The first part of the thesis introduces the development of Raman spectroscopy and images. To achieve the final target of single molecule characterization, high spatial resolution single-molecule TERS is established and improved. As a nondestructive measuring tool, Raman imaging technology offers the means to study single molecules with unprecedented spatial resolution.
The high resolution Raman images theory with detailed derivations is given in the second part of the thesis. The key factor is to take the inhomogeneous spatial distribution of SCP field into account, when we construct the interaction Hamiltonian between the localized light field and the molecule. This makes the numerical simulations of Raman images feasible.

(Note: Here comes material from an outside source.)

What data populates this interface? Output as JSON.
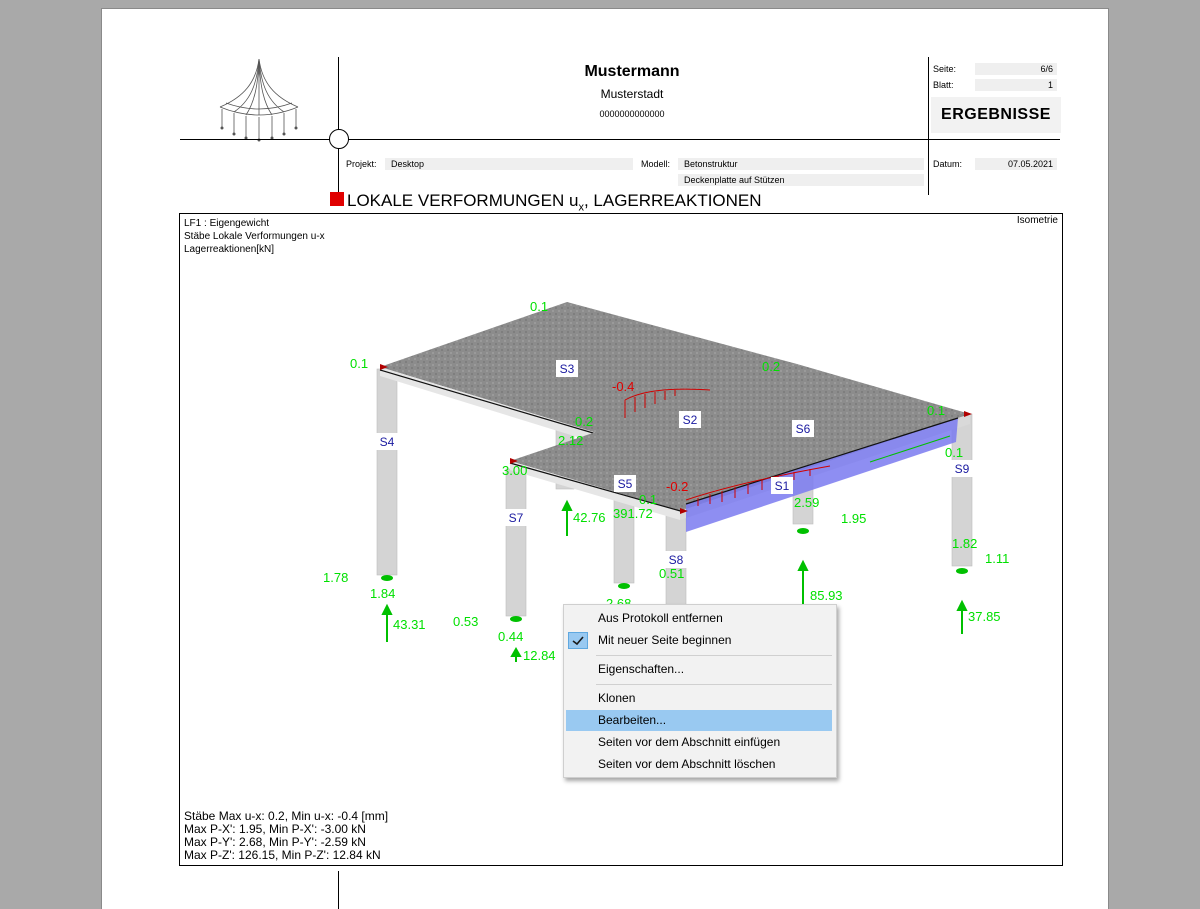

Other parts of the thesis give some theoretical predictions for potential applications of the emerging Raman imaging technology. Specifically, resonance Raman images can visualize the geometric changes of a single molecule switch and the intramolecular structure in real space. Since the localized plasmonic field can affect the electron transition, the excited quantum states can thus be effectively manipulated. This breaks down the intrinsic spatial selection rule imposed in conventional spectra. In addition, an effective linear response algorithm is used to simulate nonresonance Raman images. The unique superiority of spatial vibration resolution from non-resonance cases provides rich information about the single molecule. By constructing images from different vibrational modes, the spatial chemical distribution within a single molecule can be visualized. All these findings will facilitate fine applications of the emerging TERS technology in the coming years.